To absolve mom and dad, I’ll note that my first Barbie arrived against their inclinations. She was a passive-aggressive gift from a family friend. Memory tells me that I liked this Workout Barbie, in a green bodysuit with leg-warmers, okay, but it was Astronaut Barbie who sowed the seeds of a love-affair. She had thigh-high boots, a helmet, and a shiny purple and silver get-up with power shoulder-pads. In the 80s, you see, Barbie along with our moms was trying to have it all. Next came Doctor Barbie with her toy stethoscope and white lab coat.

My collection grew each birthday and Hanukkah, encompassing Barbie’s posse of multi-ethnic friends. These non-Barbie Barbies vaulted to being protagonists of my made-up sagas, because they stood out. I knew that the different girl ended up being the heroine. The more blond and generic Barbie was, the more likely she was to be cast as a villain — thus poor Workout Barbie became truly depraved before she eventually lost her head.

My friends and I would come home after school, spread our Barbies out on the floor, and begin elaborate scenarios that ended on cliffhangers, lasting from playdate to playdate. The stories often imitated the books we were reading in school or at home, so she didn’t go shopping on my watch. And that’s where the feminism comes in — we were already being raised to see the horizons as unlimited, so why would our dolls do anything mundane? Not only did doll-playing fail to hinder the birth of my feminist-consciousness, but I think it helped, by encouraging my imagination.

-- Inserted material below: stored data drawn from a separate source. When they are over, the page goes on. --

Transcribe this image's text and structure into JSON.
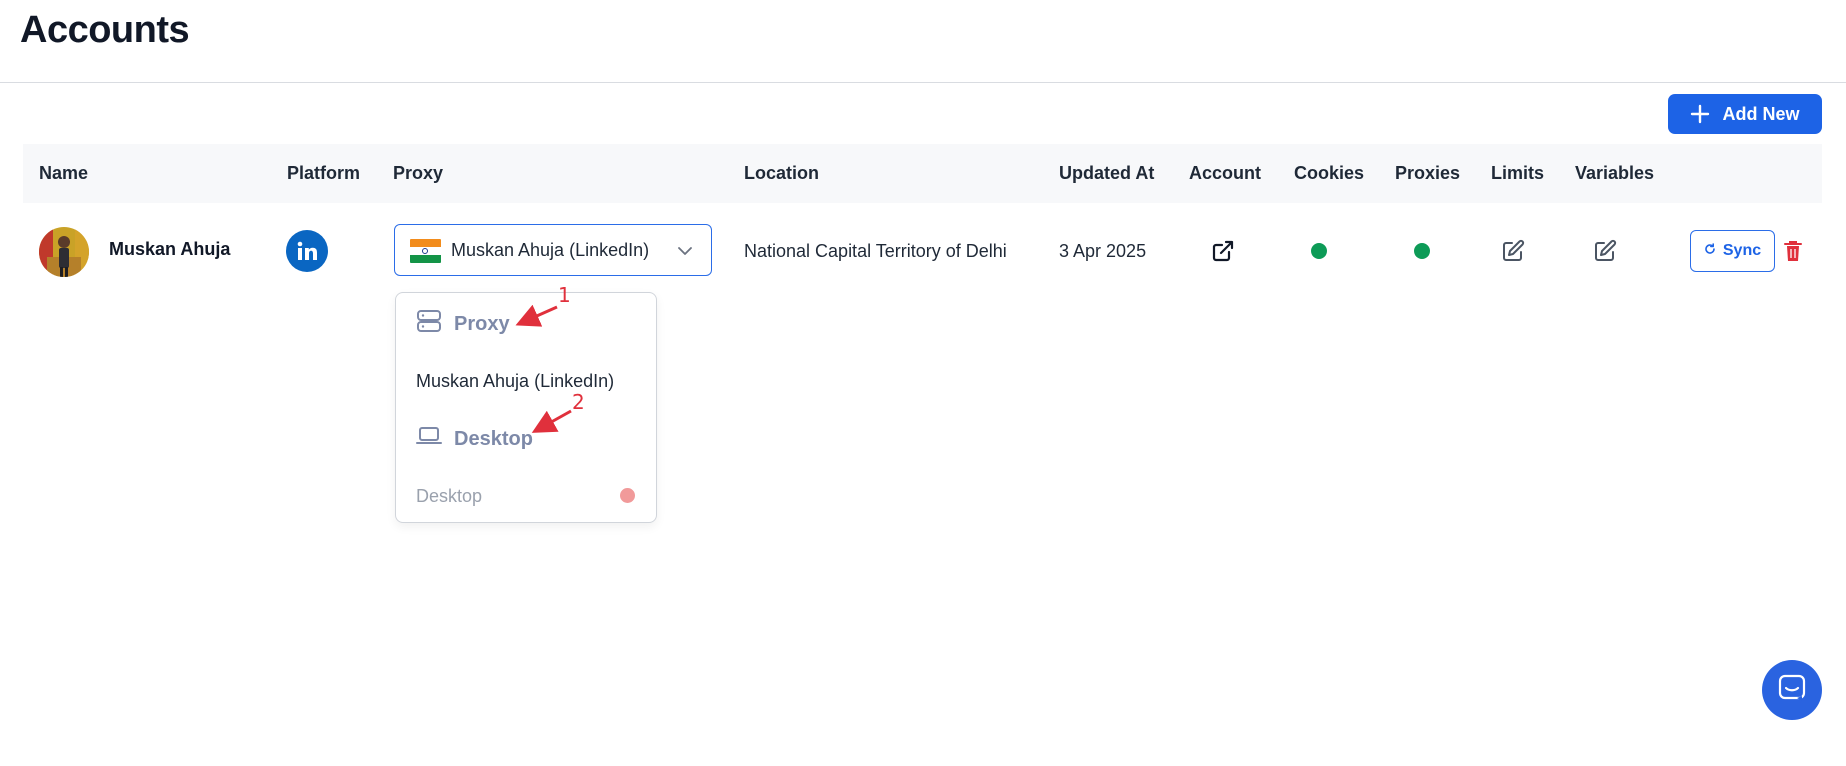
{
  "page": {
    "title": "Accounts"
  },
  "toolbar": {
    "add_new_label": "Add New"
  },
  "table": {
    "columns": [
      "Name",
      "Platform",
      "Proxy",
      "Location",
      "Updated At",
      "Account",
      "Cookies",
      "Proxies",
      "Limits",
      "Variables"
    ],
    "rows": [
      {
        "name": "Muskan Ahuja",
        "platform": "linkedin-icon",
        "proxy": "Muskan Ahuja (LinkedIn)",
        "location": "National Capital Territory of Delhi",
        "updated_at": "3 Apr 2025",
        "cookies_status": "green",
        "proxies_status": "green",
        "sync_label": "Sync"
      }
    ]
  },
  "proxy_dropdown": {
    "groups": [
      {
        "label": "Proxy",
        "icon": "server-icon",
        "options": [
          {
            "label": "Muskan Ahuja (LinkedIn)"
          }
        ]
      },
      {
        "label": "Desktop",
        "icon": "laptop-icon",
        "options": [
          {
            "label": "Desktop",
            "status_color": "#f19a9a"
          }
        ]
      }
    ]
  },
  "annotations": [
    {
      "label": "1"
    },
    {
      "label": "2"
    }
  ],
  "colors": {
    "accent": "#1d63e6",
    "status_green": "#0d9b57",
    "danger": "#e0303c",
    "linkedin": "#0a66c2"
  }
}
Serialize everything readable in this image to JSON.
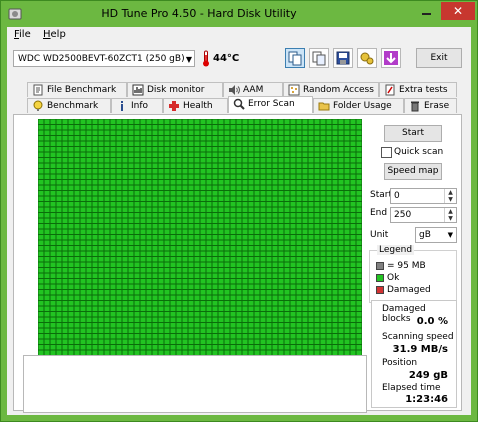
{
  "window": {
    "title": "HD Tune Pro 4.50 - Hard Disk Utility",
    "close_glyph": "✕"
  },
  "menu": [
    {
      "accel": "F",
      "rest": "ile"
    },
    {
      "accel": "H",
      "rest": "elp"
    }
  ],
  "toolbar": {
    "drive": "WDC WD2500BEVT-60ZCT1 (250 gB)",
    "temperature": "44°C",
    "exit_label": "Exit",
    "icons": [
      "copy-text-icon",
      "copy-screenshot-icon",
      "save-icon",
      "options-icon",
      "download-icon"
    ]
  },
  "tabs_row1": [
    {
      "label": "File Benchmark",
      "icon": "file-benchmark-icon"
    },
    {
      "label": "Disk monitor",
      "icon": "disk-monitor-icon"
    },
    {
      "label": "AAM",
      "icon": "speaker-icon"
    },
    {
      "label": "Random Access",
      "icon": "random-access-icon"
    },
    {
      "label": "Extra tests",
      "icon": "extra-tests-icon"
    }
  ],
  "tabs_row2": [
    {
      "label": "Benchmark",
      "icon": "benchmark-icon"
    },
    {
      "label": "Info",
      "icon": "info-icon"
    },
    {
      "label": "Health",
      "icon": "health-cross-icon"
    },
    {
      "label": "Error Scan",
      "icon": "magnifier-icon",
      "active": true
    },
    {
      "label": "Folder Usage",
      "icon": "folder-icon"
    },
    {
      "label": "Erase",
      "icon": "trash-icon"
    }
  ],
  "scan": {
    "status": "complete, no damaged blocks",
    "ok_color": "#22c422",
    "damaged_color": "#d23232",
    "block_color_gray": "#808080"
  },
  "controls": {
    "start_label": "Start",
    "quick_scan_label": "Quick scan",
    "quick_scan_checked": false,
    "speed_map_label": "Speed map",
    "start_field_label": "Start",
    "start_value": "0",
    "end_field_label": "End",
    "end_value": "250",
    "unit_label": "Unit",
    "unit_value": "gB"
  },
  "legend": {
    "title": "Legend",
    "block_size": "= 95 MB",
    "ok": "Ok",
    "damaged": "Damaged"
  },
  "stats": {
    "damaged_blocks_label": "Damaged blocks",
    "damaged_blocks_value": "0.0 %",
    "scanning_speed_label": "Scanning speed",
    "scanning_speed_value": "31.9 MB/s",
    "position_label": "Position",
    "position_value": "249 gB",
    "elapsed_label": "Elapsed time",
    "elapsed_value": "1:23:46"
  }
}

Do I lament the gender stereotyping and the unrealistic body image that goes along with the Barbie world? Yes. It didn’t boost my self-esteem when I hit puberty and wondered where acne Barbie, braces Barbie, uncomfortable-in-her skin Barbie had been. But the games I played with my dolls helped me envision daring, limitless lives for women and girls. They encouraged my friends and me to create, and manage, our own universe, amusing ourselves for hours when we weren’t absorbing messages about what we should buy and who we should be from TV commercials.

Ironically, by engaging in imaginative play into the late primary-school years, my friends and I avoided some of the earliest pressures of teenage gender roles: we weren’t buying lipgloss and trendy shoes yet because we were still focused on the hi-jinx of our plastic friends. So I’m happy about the idea of less skinny, more diverse dolls replacing Barbie in the marketplace — as Elissa writes, but sad at the notion that dolls might exit the landscape of girlhood. When girls play with dolls, you see, they get a chance to practice running the world.